Interoception has been suggested as a transdiagnostic process for the perception and regulation of emotions [72,73,74]. As a basic psychobiological process, it overlaps with the cognitive systems constructs delineated in the Research Domain Criteria (RDoC) matrix. The RDoC matrix is a theoretical framework of the U.S. National Institute of Mental Health, in which varying degrees of dysfunction in general psychological/biological systems are dimensionally conceptualized. Body connection and interoception overlap with somatosensory perception within the cognitive systems construct. Investigating body connection and interoceptive processes and their relationship to other systems might further corroborate the importance body connection might play in linking a history of traumatic childhood experiences to current deficits in emotion regulation.

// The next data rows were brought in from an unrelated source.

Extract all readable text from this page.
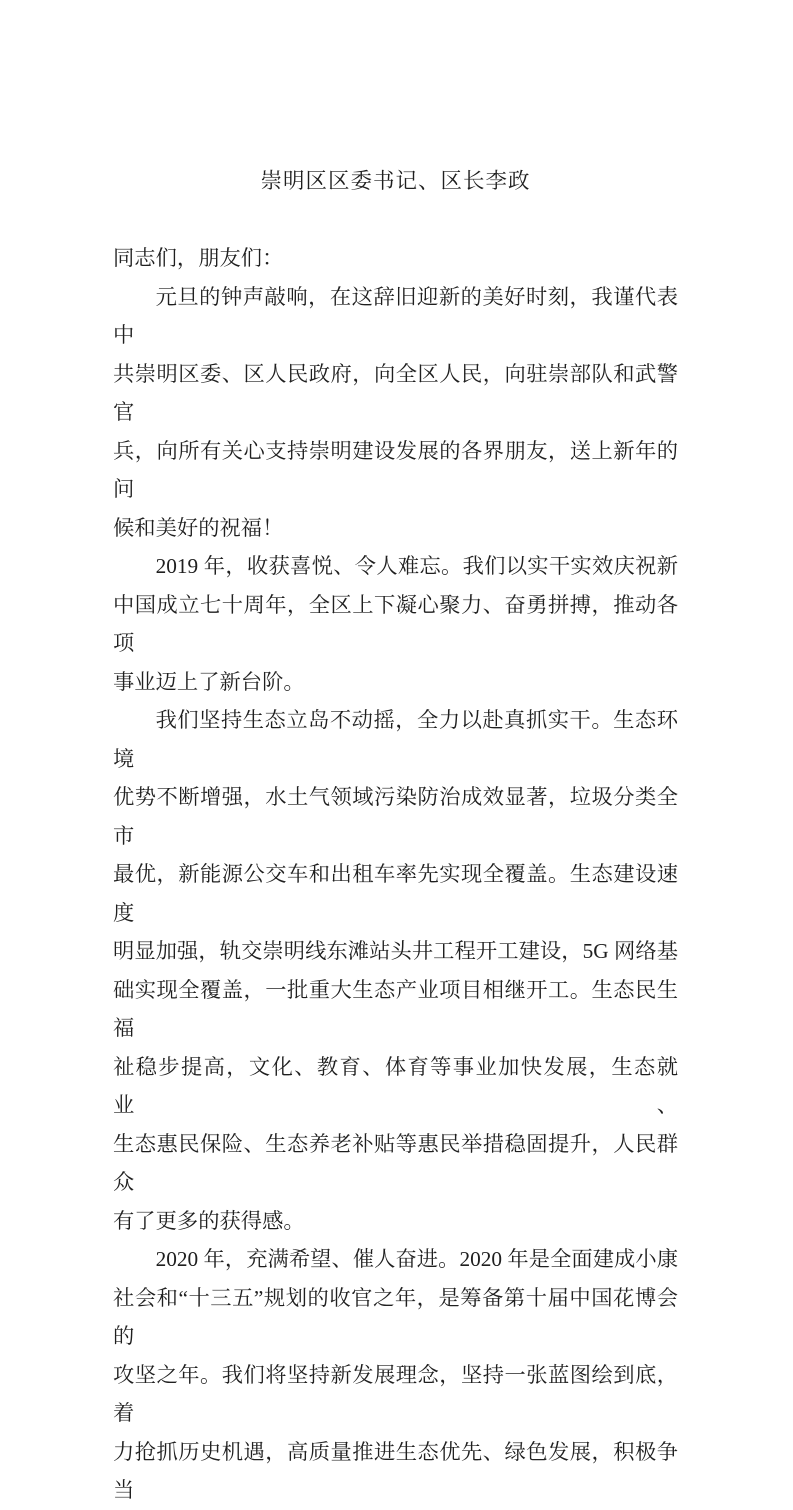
崇明区区委书记、区长李政
同志们，朋友们：
元旦的钟声敲响，在这辞旧迎新的美好时刻，我谨代表中
共崇明区委、区人民政府，向全区人民，向驻崇部队和武警官
兵，向所有关心支持崇明建设发展的各界朋友，送上新年的问
候和美好的祝福！
2019 年，收获喜悦、令人难忘。我们以实干实效庆祝新
中国成立七十周年，全区上下凝心聚力、奋勇拼搏，推动各项
事业迈上了新台阶。
我们坚持生态立岛不动摇，全力以赴真抓实干。生态环境
优势不断增强，水土气领域污染防治成效显著，垃圾分类全市
最优，新能源公交车和出租车率先实现全覆盖。生态建设速度
明显加强，轨交崇明线东滩站头井工程开工建设，5G 网络基
础实现全覆盖，一批重大生态产业项目相继开工。生态民生福
祉稳步提高，文化、教育、体育等事业加快发展，生态就业、
生态惠民保险、生态养老补贴等惠民举措稳固提升，人民群众
有了更多的获得感。
2020 年，充满希望、催人奋进。2020 年是全面建成小康
社会和“十三五”规划的收官之年，是筹备第十届中国花博会的
攻坚之年。我们将坚持新发展理念，坚持一张蓝图绘到底，着
力抢抓历史机遇，高质量推进生态优先、绿色发展，积极争当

Although our cross-sectional mediation analyses do not allow for causal interpretations, there is evidence that strengthening body connection has positive effects on BPD symptomatology. Mindfulness is an important aspect of psychotherapies such as Dialectical Behavioral Therapy [9], an effective treatment for BPD [75]. Furthermore, recent results for a training intervention specifically targeting interoceptive skills, that is, the Mindful Awareness in Body-oriented Therapy [76], show beneficial effects on emotion regulation capabilities in traumatized women with substance use disorder [77, 78] and could therefore also be of interest for the treatment of BPD.

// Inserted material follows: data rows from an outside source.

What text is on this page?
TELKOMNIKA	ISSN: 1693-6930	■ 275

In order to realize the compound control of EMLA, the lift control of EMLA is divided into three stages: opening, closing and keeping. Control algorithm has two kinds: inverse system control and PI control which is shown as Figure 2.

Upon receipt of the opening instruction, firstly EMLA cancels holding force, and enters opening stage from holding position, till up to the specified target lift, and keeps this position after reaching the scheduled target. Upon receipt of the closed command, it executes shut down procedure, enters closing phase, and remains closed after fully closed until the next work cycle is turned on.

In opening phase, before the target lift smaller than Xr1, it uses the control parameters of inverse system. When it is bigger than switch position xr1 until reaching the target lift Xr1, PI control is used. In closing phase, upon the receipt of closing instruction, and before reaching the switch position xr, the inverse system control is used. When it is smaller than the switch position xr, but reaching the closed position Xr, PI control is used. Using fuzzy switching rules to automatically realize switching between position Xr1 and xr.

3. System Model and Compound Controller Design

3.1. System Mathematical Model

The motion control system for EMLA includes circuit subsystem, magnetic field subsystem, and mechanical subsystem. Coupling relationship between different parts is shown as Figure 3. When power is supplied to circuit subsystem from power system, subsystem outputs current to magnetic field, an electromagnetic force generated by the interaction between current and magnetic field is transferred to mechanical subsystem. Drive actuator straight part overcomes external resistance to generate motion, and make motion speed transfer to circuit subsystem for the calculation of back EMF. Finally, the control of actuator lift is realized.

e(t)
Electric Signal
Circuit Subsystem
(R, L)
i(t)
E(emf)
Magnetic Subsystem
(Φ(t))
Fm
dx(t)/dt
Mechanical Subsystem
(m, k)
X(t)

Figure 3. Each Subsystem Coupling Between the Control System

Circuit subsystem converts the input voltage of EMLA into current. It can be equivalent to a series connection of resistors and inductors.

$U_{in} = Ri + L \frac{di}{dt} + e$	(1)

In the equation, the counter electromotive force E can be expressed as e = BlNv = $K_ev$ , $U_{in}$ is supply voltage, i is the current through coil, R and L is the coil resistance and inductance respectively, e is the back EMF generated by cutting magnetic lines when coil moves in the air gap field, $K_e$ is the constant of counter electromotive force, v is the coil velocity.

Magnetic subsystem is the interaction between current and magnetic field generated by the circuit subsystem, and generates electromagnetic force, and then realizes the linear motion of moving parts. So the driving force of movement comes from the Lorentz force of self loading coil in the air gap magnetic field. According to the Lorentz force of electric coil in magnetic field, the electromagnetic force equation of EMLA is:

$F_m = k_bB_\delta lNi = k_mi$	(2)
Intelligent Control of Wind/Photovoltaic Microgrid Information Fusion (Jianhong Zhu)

Several limitations of our study should be taken into account. First, we only investigated women and results may not directly be transferred to men, since sex differences have been reported for body awareness, but not for body dissociation [26]. Another major limitation is that we cannot draw any conclusions about healthy women as the HC group was excluded from the mediation analysis due to insufficient variance in core variables. Similarly, we cannot draw any conclusions on clinical groups other than BPD. Future studies examining individuals with traumatic childhood experiences without or with other mental disorders are therefore an important next step. The association between an altered body connection and the risk of BPD diagnosis was not the scope of the current mediation analysis and needs to be adressed in prospective studies. Furthermore, body connection was solely measured by self-report and studies including experimental or physiological data on body connection as well as longitudinal data are needed. Studies across the lifespan (including those accompanying patients with BPD from the current to the remitted stage) as well as interventional studies targeting body connection could help to evaluate the predictive value of our results.

Conclusion

Traumatic childhood experiences represent an important risk factor for the development of emotion dysregulation, a core symptom of BPD. The present findings suggest elevated body dissociation as an important mediator in the association between traumatic childhood experiences and emotion dysregulation, thus confirming the importance of interventions targeting the improvement of the body connection in BPD.